While the election as a whole may be focused on the differences in the policy positions of Clinton and Trump, the debate itself highlighted the different paths taken by the candidates in preparing for the event at Hofstra University.
Clinton had spent the previous three evenings participating in late-night debate press sessions near her home in New York and was mostly off the campaign trail in the last week.
Trump, on the other hand, maintained an active schedule in the days leading up to the event, and his debate prep was as unconventional as his campaign. He met with his top campaign staff only on Sunday to review strategy.
Trump attempted to use that schedule to claim he was the stronger candidate, both physically and politically. “I’ve been all over the place,” he said to Clinton. “You decided to stay home, and that’s okay.”
Clinton waited patiently to answer and then responded with one of her best lines of the night. “I think Donald just criticized me for preparing for this debate,” said Clinton. “And yes, I did. And you know what else I prepared for? I prepared to be president. And I think that's a good thing.”

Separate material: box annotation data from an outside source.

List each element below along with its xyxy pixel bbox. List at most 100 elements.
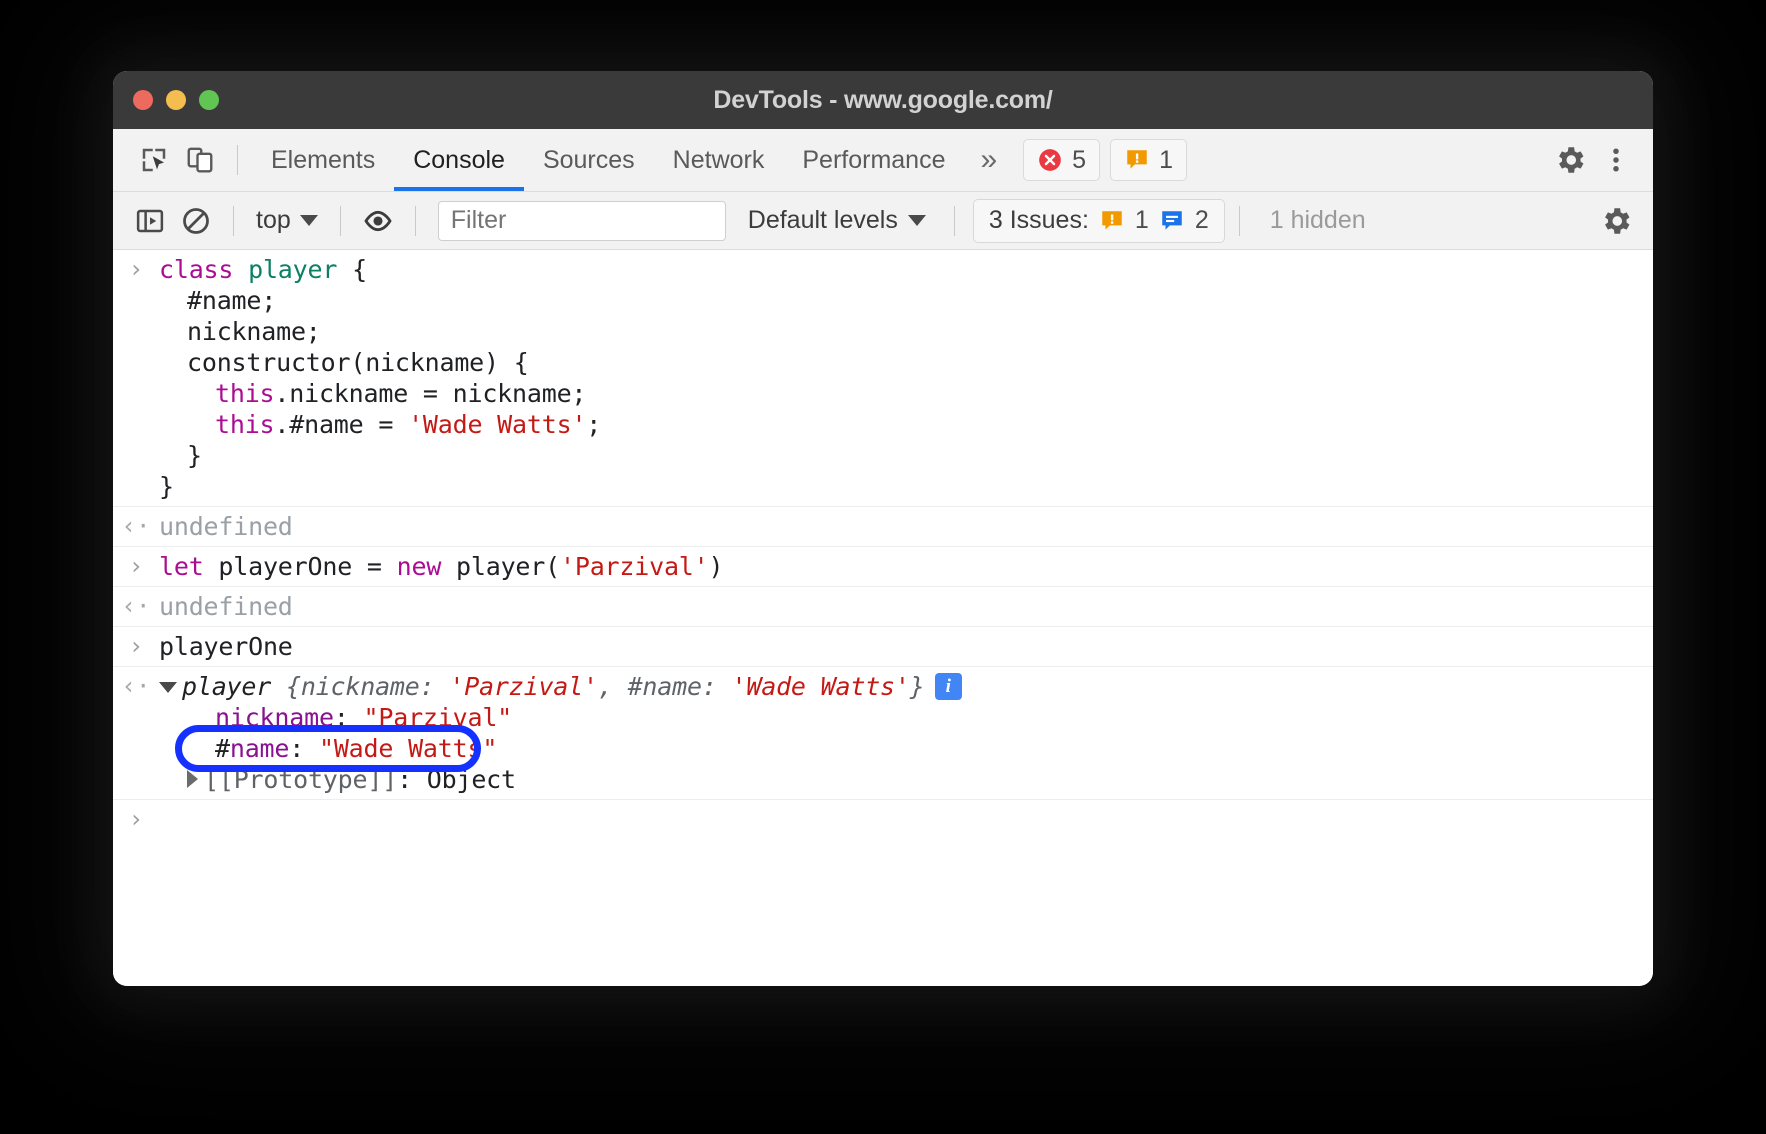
code-token: "Wade Watts" — [319, 734, 497, 763]
console-line: nickname; — [113, 316, 1653, 347]
code-token: name — [230, 734, 289, 763]
more-panels-chevron-icon[interactable]: » — [964, 145, 1013, 175]
code-token: [[Prototype]] — [204, 765, 397, 794]
code-token: "Parzival" — [364, 703, 513, 732]
console-line-text: } — [159, 441, 1653, 470]
console-prompt-row[interactable]: › — [113, 804, 1653, 835]
code-token: #name: — [628, 672, 732, 701]
code-token: # — [215, 734, 230, 763]
code-token: let — [159, 552, 218, 581]
console-message-list[interactable]: ›class player {#name;nickname;constructo… — [113, 250, 1653, 986]
hidden-messages-label[interactable]: 1 hidden — [1254, 206, 1382, 235]
console-line-text: this.nickname = nickname; — [159, 379, 1653, 408]
code-token: .nickname = nickname; — [274, 379, 586, 408]
code-token: player — [248, 255, 337, 284]
code-token: } — [910, 672, 925, 701]
execution-context-label: top — [256, 206, 291, 235]
filter-placeholder: Filter — [451, 206, 507, 235]
console-sidebar-icon[interactable] — [127, 198, 173, 244]
code-token: constructor(nickname) { — [187, 348, 529, 377]
console-message-group: › — [113, 800, 1653, 839]
console-line-gutter-icon: › — [113, 805, 159, 834]
tab-elements[interactable]: Elements — [252, 129, 394, 191]
devtools-window: DevTools - www.google.com/ Elements — [113, 71, 1653, 986]
console-toolbar-right-controls — [1593, 198, 1653, 244]
clear-console-icon[interactable] — [173, 198, 219, 244]
log-level-selector[interactable]: Default levels — [734, 206, 940, 235]
device-toolbar-icon[interactable] — [177, 137, 223, 183]
console-line-text: [[Prototype]]: Object — [159, 765, 1653, 794]
console-line: ›class player { — [113, 254, 1653, 285]
console-message-group: ›playerOne — [113, 627, 1653, 667]
code-token: playerOne — [159, 632, 293, 661]
issues-info-icon — [1159, 208, 1185, 234]
close-window-button[interactable] — [133, 90, 153, 110]
console-line-gutter-icon: › — [113, 632, 159, 661]
inspect-element-icon[interactable] — [131, 137, 177, 183]
console-settings-gear-icon[interactable] — [1593, 198, 1639, 244]
console-line-text: undefined — [159, 512, 1653, 541]
minimize-window-button[interactable] — [166, 90, 186, 110]
code-token: player — [182, 672, 286, 701]
warning-count-badge[interactable]: 1 — [1110, 139, 1187, 181]
code-token: : — [289, 734, 319, 763]
code-token: 'Parzival' — [560, 552, 709, 581]
error-count-badge[interactable]: 5 — [1023, 139, 1100, 181]
code-token: playerOne = — [218, 552, 396, 581]
chevron-down-icon — [908, 215, 926, 226]
gear-icon[interactable] — [1547, 137, 1593, 183]
code-token: { — [337, 255, 367, 284]
console-line-gutter-icon: ‹· — [113, 672, 159, 701]
code-token: this — [215, 379, 274, 408]
maximize-window-button[interactable] — [199, 90, 219, 110]
warning-count-value: 1 — [1159, 146, 1173, 175]
window-title: DevTools - www.google.com/ — [113, 86, 1653, 115]
console-line: ›let playerOne = new player('Parzival') — [113, 551, 1653, 582]
tab-performance[interactable]: Performance — [783, 129, 964, 191]
console-line: } — [113, 440, 1653, 471]
filter-input[interactable]: Filter — [438, 201, 726, 241]
kebab-menu-icon[interactable] — [1593, 137, 1639, 183]
console-line-text: constructor(nickname) { — [159, 348, 1653, 377]
expand-triangle-down-icon[interactable] — [159, 682, 177, 693]
code-token: nickname; — [187, 317, 321, 346]
log-level-label: Default levels — [748, 206, 898, 235]
console-line: this.#name = 'Wade Watts'; — [113, 409, 1653, 440]
console-line-text: nickname; — [159, 317, 1653, 346]
console-message-group: ‹·undefined — [113, 587, 1653, 627]
console-line: } — [113, 471, 1653, 502]
console-line-text: nickname: "Parzival" — [159, 703, 1653, 732]
code-token: undefined — [159, 592, 293, 621]
console-message-group: ‹·player {nickname: 'Parzival', #name: '… — [113, 667, 1653, 800]
console-line-text: let playerOne = new player('Parzival') — [159, 552, 1653, 581]
devtools-panel-tabbar: Elements Console Sources Network Perform… — [113, 129, 1653, 192]
tab-console[interactable]: Console — [394, 129, 524, 191]
live-expression-eye-icon[interactable] — [355, 198, 401, 244]
code-token: class — [159, 255, 248, 284]
screenshot-root: DevTools - www.google.com/ Elements — [0, 0, 1766, 1134]
console-line-gutter-icon: ‹· — [113, 512, 159, 541]
code-token: player( — [456, 552, 560, 581]
console-line: #name: "Wade Watts" — [113, 733, 1653, 764]
info-badge-icon[interactable]: i — [935, 673, 962, 700]
execution-context-selector[interactable]: top — [248, 206, 326, 235]
console-line: ‹·player {nickname: 'Parzival', #name: '… — [113, 671, 1653, 702]
code-token: ; — [586, 410, 601, 439]
expand-triangle-right-icon[interactable] — [187, 770, 198, 788]
console-toolbar-divider-1 — [233, 206, 234, 236]
code-token: : — [334, 703, 364, 732]
panel-tabbar-right-controls — [1547, 137, 1653, 183]
tab-network[interactable]: Network — [654, 129, 784, 191]
console-message-group: ›class player {#name;nickname;constructo… — [113, 250, 1653, 507]
tab-sources[interactable]: Sources — [524, 129, 654, 191]
console-line: [[Prototype]]: Object — [113, 764, 1653, 795]
console-message-group: ›let playerOne = new player('Parzival') — [113, 547, 1653, 587]
console-line: ›playerOne — [113, 631, 1653, 662]
traffic-light-buttons — [133, 90, 219, 110]
code-token: #name; — [187, 286, 276, 315]
error-count-value: 5 — [1072, 146, 1086, 175]
console-line-gutter-icon: › — [113, 552, 159, 581]
issues-summary-button[interactable]: 3 Issues: 1 2 — [973, 199, 1225, 243]
console-line-text: playerOne — [159, 632, 1653, 661]
code-token: , — [598, 672, 628, 701]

Throughout the entire debate, both candidates appeared on television in split-screen, and the electorate saw two contrasting candidates.
On the left side of the screen was Trump, who interrupted Clinton dozens of times while she was speaking, a guy who repeatedly took sips of water during the debate, gestured with his hands and made wild facial expressions in response to Clinton.
On the right side of the screen stood Clinton, who controlled the tempo and tenor of the debate, and was an effective advocate for her record as well as for prosecuting Trump on his shortcomings in matters of policies and business.
Trump started the debate strong, but faded 30 minutes in, as Clinton took control and led the Republican nominee down numerous rabbit holes. She poked him on nearly every known weakness, and Trump seemed more than willing to engage Clinton on her terms.
Near the end of the night, after taking a drink of water, Trump made it clear he didn't believe Clinton had the “stamina” to be president. “I said she doesn’t have the stamina. And I don’t believe she does have the stamina. To be president of this country, you need tremendous stamina.”
As soon Trump said “stamina” for the third time, you could tell Clinton was ready to swing for the fences. “Well, as soon as he travels to 112 countries and negotiates a peace deal, a ceasefire, a release of dissidents ... or even spends 11 hours testifying in front of a congressional committee, he can talk to me about stamina,” she said.
Clinton had to deal with questions about her health after she was forced to leave a 9/11 commemoration ceremony early. And her response reminded me of President Ronald Reagan's most famous line during one of his debates with former Vice President Walter Mondale: “I will not make age an issue of this campaign,” Reagan said. “I am not going to exploit, for political purposes, my opponent's youth and inexperience.” It also puts an end to the debate over her health.
In the hours after the debate, Trump campaign manager Kellyanne Conway was in full spin-mode, complaining about Trump's unfair treatment by the media.
And in the days that follow, we should expect Trump to (try to) explain the statements he made in the debate. He’ll especially need to do so on climate change, as Clinton exposed him as someone who believes the issue is a hoax created by the Chinese.
The concept of global warming was created by and for the Chinese in order to make U.S. manufacturing non-competitive.— Donald J. Trump (@realDonaldTrump) November 6, 2012
He’ll also need to explain — again — why he won't release his tax returns, as Clinton effectively raised serious questions as to why Trump has yet to publicly release his tax returns, bucking a trend of disclosure by presidential candidates of nearly 40 years.
And it will be Trump who will need to explain why he trafficked in what Clinton described as a “racist lie that our first black president was not an American citizen.”
As for Clinton, I believe her performance last evening will give her candidacy a much-needed boost of energy, maybe even give her the sort of “stamina” needed to maintain, and perhaps extend, her lead over Trump.